One has to be careful so that the shape does not get too high or low since this will create some extreme peaks. The best technique is to use a "core" that only moves in the horizontal plane. From this core branches are sent out which continue at most three moves away from the core and the ground surface. Branches are sent out in more or less random direction to create mountains and valleys. To create a ridge, the core be can moved straight ahead and the branches are sent upwards.
We use L-systems to create a file that is fed to a ray tracer. The L-system will determine the shape of the cloud that is built up by a large number of semi-transparent spheres. These spheres are created by a specific symbol in the L-system ("O").
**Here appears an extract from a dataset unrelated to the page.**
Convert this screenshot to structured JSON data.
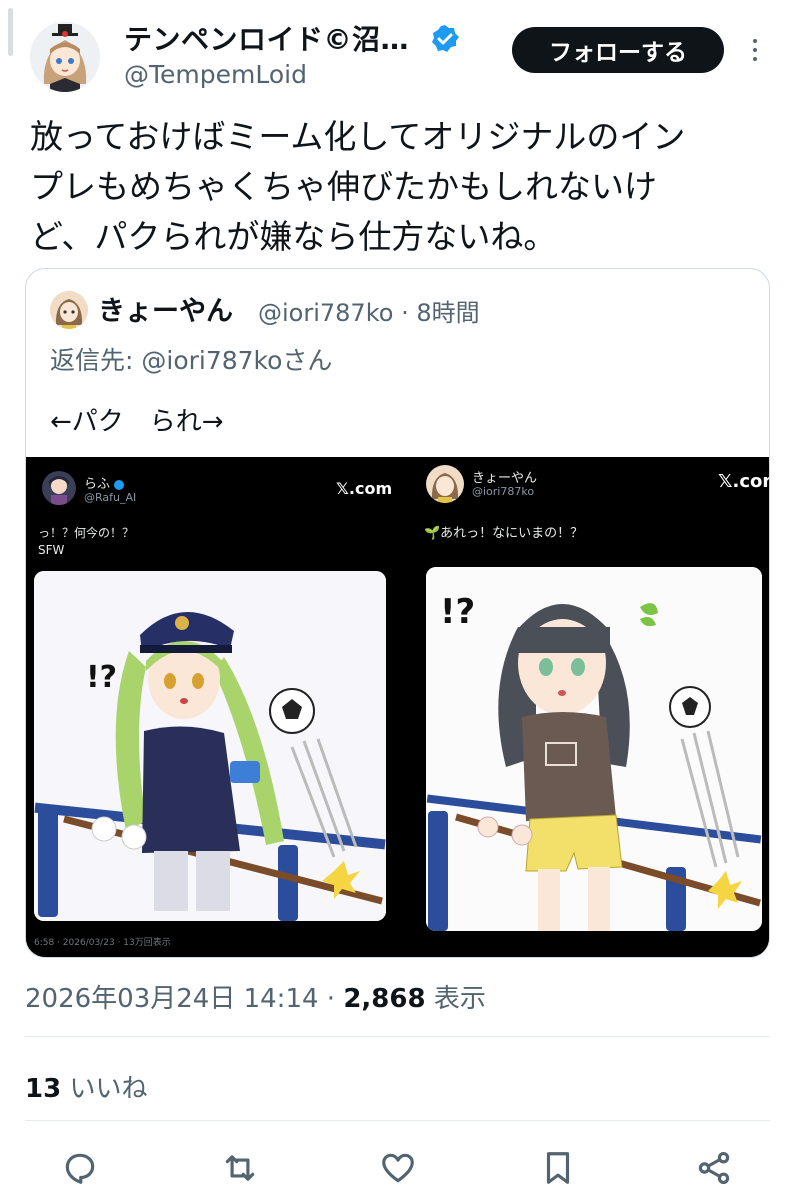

The settings of the ray tracer will decide the texture and color scheme of the cloud. We found several techniques to create clouds.
This technique was first called tree crown technique since the rewrite rules to generate this kind of cloud are almost identical to the ones used to create the tree seen in Figure 38. The difference is that spheres are created instead of branches thus creating a fluffy cumulus cloud.
One disadvantage of the previous technique is that the bottom surface becomes rather uneven. This is because the "branches" are heading straight up first and then branch out and down. The idea with the curl technique is that the branches go straight out (horizontally) in all directions and then curl up and in.
The bottom layer is created by creating a spiral that sends "branches" upwards creating the fluffy area of a cumulus cloud.
The techniques above are just brief guidelines and can of course be changed and combined in many different ways.